Using the recovered samples and a method dating back to the eighteenth century preparation, the researchers produced a batch of beer that with a fancy twist, then called Conservation Ale. The also have drunk, it is natural, and they found it "light and fresh".

THE SYDNEY COVE. The freighter was headed to Port Jackson (Australia) with a load of clothes, tea, rice and beer. The wreck was discovered in 1977 and, over the years, divers have recovered - among other things - different bottles, now in the Queen Victoria Meuseum of Launcheston, Tasmania. It was David Thurrowgood, curator of the museum and chemist by training, to suspect that the yeast could still be active.

Yeasts belonging to the genus Saccharomyces are also widely used today, and for food productions that alcoholic (beer and wine). As is Saccharomyces cerevisia, also known known as yeast.

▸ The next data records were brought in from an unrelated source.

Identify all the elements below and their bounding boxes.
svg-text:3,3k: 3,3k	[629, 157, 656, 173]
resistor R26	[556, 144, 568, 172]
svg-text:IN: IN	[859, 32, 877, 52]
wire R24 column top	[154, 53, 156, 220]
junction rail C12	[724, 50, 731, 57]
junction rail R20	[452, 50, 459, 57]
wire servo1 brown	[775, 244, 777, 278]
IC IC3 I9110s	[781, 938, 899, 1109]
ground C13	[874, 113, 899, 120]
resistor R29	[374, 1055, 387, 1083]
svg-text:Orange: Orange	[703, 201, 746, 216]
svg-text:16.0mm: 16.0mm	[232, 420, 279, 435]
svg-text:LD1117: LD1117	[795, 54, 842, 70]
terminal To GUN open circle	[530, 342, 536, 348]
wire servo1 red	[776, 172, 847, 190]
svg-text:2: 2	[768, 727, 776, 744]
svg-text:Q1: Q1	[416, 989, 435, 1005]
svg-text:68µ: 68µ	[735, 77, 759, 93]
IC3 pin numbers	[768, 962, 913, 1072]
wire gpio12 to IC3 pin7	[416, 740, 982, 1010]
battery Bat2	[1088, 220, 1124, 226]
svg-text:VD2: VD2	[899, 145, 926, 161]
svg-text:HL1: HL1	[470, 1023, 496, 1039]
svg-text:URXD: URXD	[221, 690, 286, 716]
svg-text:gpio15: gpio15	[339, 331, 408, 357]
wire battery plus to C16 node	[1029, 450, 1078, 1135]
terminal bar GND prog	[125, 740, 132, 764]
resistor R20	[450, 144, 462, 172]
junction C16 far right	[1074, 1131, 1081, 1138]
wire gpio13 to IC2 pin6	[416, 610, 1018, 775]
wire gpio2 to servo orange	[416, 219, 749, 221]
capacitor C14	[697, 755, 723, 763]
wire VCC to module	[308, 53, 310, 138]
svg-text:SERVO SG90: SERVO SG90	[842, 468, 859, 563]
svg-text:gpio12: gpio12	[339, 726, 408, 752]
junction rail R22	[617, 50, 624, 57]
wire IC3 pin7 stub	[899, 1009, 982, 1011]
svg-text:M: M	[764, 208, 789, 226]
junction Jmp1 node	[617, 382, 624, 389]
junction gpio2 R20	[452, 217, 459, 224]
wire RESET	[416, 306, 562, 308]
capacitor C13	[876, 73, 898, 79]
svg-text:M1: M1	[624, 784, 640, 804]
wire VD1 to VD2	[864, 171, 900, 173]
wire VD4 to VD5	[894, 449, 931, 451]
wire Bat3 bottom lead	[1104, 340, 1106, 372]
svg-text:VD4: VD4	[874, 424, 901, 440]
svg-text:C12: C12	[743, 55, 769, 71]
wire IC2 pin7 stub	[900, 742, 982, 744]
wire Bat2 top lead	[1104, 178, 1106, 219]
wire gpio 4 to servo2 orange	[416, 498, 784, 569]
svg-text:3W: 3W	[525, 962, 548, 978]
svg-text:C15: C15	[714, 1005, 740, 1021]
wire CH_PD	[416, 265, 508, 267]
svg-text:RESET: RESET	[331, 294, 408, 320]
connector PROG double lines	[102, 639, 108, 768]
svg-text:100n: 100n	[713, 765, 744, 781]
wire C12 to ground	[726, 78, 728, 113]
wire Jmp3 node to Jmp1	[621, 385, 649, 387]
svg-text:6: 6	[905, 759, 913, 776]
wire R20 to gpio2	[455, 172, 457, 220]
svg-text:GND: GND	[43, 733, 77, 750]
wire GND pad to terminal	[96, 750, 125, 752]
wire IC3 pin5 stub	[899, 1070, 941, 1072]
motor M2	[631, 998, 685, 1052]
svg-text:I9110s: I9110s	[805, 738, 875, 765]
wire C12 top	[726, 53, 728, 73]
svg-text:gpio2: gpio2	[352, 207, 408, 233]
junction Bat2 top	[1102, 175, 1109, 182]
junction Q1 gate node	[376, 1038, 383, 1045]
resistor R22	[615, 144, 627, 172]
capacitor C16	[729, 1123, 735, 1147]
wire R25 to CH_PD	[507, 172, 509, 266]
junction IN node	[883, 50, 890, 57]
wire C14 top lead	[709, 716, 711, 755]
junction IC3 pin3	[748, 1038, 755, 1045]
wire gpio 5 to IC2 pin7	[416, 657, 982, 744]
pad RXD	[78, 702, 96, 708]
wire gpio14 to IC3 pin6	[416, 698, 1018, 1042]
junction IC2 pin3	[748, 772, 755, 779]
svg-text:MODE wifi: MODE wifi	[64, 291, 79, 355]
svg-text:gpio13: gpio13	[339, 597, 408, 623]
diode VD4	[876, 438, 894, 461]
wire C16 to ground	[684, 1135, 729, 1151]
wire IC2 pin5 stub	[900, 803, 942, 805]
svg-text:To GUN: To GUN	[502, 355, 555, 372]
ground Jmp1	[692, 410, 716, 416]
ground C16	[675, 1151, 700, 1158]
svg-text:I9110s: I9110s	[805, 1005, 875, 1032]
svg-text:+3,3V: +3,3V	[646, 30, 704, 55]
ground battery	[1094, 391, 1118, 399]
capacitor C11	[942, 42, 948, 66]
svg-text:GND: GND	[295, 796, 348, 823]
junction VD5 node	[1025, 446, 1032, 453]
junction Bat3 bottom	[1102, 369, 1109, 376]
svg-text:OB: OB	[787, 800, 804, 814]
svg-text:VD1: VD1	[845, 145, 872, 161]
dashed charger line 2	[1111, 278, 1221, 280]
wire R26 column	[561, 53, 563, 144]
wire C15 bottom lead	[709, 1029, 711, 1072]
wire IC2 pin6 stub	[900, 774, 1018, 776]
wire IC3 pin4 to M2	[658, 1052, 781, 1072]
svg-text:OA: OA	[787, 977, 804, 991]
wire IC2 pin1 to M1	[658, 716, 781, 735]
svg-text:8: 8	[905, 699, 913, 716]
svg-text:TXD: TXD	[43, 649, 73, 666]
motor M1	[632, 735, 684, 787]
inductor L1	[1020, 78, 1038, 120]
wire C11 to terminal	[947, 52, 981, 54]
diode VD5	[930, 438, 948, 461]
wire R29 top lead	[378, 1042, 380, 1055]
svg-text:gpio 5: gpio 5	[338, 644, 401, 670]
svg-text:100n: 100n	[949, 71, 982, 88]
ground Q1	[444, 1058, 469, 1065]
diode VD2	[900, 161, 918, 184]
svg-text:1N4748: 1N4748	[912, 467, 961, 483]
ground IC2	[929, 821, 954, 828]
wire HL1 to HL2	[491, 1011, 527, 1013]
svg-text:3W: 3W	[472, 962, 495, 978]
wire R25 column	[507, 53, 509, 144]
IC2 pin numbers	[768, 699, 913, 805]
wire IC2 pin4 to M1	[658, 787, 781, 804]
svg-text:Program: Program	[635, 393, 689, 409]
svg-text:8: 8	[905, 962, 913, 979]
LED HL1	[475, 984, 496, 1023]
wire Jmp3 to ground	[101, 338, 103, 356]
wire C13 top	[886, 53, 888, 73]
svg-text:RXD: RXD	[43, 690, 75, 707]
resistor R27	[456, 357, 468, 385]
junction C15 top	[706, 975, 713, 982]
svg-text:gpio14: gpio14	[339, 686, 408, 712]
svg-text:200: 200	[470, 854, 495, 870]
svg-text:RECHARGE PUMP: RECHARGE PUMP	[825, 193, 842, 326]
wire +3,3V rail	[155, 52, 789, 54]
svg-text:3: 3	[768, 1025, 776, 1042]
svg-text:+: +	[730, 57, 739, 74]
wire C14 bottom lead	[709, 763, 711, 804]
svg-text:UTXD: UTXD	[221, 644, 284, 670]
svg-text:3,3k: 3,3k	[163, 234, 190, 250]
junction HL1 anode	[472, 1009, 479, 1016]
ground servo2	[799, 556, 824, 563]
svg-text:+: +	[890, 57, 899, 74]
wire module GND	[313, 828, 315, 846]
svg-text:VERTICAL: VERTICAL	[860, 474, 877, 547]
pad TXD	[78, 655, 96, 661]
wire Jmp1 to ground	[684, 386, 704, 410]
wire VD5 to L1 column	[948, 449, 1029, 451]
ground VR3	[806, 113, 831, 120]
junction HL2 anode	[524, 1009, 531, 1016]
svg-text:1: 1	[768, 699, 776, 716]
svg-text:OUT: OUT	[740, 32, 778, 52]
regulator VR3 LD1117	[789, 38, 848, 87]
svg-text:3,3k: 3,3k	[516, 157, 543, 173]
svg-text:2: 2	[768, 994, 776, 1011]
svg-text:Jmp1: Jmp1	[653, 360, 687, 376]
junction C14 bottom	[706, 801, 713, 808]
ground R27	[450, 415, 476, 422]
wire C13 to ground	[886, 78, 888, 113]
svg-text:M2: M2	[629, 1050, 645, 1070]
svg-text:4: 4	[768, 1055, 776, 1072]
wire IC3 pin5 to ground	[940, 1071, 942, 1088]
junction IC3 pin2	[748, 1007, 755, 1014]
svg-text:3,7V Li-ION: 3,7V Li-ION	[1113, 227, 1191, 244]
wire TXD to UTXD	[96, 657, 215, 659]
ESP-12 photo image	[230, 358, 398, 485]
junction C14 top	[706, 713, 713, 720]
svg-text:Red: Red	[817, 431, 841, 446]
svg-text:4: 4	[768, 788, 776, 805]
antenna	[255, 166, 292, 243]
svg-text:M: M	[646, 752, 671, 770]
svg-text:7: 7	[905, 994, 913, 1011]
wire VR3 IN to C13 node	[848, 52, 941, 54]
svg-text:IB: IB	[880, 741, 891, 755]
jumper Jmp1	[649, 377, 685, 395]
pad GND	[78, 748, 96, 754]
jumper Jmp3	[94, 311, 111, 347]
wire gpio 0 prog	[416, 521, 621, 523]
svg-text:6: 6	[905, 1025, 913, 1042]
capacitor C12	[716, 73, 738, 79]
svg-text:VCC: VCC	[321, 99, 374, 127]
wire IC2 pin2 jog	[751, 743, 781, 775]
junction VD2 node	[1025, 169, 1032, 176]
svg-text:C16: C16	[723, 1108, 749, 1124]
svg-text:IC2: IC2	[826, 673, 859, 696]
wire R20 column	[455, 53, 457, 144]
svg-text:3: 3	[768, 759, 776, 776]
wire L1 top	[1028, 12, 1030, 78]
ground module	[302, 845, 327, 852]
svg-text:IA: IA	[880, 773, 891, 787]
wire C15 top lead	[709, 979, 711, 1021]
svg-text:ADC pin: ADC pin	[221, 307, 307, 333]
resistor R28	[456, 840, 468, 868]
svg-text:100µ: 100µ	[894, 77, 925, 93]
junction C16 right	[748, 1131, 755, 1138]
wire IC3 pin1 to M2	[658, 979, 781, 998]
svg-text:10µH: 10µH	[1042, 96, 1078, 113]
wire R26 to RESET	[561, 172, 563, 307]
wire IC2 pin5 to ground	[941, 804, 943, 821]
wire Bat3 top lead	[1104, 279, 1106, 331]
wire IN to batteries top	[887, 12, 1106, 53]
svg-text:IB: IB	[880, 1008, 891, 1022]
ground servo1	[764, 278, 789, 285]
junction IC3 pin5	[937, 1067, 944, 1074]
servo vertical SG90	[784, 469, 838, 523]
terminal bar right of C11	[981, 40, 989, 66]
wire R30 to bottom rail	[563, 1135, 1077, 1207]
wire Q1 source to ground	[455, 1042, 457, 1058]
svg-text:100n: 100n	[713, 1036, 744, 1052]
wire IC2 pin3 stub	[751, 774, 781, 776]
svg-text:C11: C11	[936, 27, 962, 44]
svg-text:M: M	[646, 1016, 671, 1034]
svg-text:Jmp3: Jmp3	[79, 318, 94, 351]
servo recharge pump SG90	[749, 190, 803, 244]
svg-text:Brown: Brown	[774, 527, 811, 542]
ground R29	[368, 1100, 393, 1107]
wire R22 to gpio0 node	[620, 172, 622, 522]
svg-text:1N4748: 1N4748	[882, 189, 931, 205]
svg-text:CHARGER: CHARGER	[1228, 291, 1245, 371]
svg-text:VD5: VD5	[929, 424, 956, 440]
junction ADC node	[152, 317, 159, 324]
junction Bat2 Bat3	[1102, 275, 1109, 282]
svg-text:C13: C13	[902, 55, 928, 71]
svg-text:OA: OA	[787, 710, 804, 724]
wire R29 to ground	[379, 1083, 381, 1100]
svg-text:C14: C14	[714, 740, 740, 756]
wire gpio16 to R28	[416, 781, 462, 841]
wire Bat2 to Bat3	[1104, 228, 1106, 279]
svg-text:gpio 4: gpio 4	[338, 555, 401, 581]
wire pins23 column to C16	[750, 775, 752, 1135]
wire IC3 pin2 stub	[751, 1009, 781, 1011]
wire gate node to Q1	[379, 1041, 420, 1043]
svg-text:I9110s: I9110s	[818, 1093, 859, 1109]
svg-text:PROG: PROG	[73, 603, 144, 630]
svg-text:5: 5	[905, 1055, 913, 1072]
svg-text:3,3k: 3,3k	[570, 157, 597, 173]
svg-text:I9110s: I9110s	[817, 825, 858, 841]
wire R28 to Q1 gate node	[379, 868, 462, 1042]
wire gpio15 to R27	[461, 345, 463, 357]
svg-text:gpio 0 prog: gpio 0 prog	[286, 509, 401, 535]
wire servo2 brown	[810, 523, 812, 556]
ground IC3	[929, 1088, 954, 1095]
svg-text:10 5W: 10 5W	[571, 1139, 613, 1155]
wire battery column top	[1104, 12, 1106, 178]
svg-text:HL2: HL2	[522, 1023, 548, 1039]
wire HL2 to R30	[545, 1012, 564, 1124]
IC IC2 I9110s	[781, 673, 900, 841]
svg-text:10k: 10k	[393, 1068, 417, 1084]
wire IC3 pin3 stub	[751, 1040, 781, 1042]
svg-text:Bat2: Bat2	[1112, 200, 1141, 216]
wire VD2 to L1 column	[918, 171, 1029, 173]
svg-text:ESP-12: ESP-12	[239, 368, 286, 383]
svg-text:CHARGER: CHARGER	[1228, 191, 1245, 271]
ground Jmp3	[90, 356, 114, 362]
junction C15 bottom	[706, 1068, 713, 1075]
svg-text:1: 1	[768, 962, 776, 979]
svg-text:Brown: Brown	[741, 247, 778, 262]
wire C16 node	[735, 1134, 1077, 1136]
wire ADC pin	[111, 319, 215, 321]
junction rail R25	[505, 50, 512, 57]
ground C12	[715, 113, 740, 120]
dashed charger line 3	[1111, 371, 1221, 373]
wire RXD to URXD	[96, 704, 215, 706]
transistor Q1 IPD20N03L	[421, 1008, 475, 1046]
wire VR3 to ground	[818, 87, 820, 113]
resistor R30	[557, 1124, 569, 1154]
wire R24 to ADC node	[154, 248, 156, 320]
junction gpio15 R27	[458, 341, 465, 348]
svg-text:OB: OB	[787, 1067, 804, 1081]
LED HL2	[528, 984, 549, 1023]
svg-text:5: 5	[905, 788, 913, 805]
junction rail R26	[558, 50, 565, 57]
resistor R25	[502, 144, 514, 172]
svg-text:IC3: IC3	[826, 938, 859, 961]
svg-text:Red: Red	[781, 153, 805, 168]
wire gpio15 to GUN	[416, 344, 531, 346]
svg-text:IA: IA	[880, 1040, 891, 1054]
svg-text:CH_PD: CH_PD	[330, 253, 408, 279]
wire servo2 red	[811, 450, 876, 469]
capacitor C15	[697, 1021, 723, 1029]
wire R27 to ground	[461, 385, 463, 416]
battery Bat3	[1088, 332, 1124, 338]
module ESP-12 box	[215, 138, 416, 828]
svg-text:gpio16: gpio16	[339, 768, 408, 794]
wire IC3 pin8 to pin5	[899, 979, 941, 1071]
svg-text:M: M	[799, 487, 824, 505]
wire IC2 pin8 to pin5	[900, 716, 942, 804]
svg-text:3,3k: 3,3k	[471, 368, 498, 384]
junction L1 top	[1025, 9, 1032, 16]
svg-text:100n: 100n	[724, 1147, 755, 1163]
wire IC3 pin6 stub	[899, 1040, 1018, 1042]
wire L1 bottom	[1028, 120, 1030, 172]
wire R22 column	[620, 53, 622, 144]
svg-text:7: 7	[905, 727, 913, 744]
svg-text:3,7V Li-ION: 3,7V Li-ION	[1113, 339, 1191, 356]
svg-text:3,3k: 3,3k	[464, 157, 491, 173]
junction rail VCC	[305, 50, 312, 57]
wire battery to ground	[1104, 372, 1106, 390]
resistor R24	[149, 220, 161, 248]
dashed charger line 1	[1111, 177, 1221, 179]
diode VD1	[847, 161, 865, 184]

The genus Brettanomyces is instead known for its fermentations little predictable, but it was the most used seventeenth century for the production of beer.

Those recovered, however, contain different genetic sequences from any modern strain: a mix between those who today are used by brewers, bakers and wine makers. The researchers compared these genetic sequences with those of many yeasts in use today, in Australia and around the world, have responded the absolute uniqueness.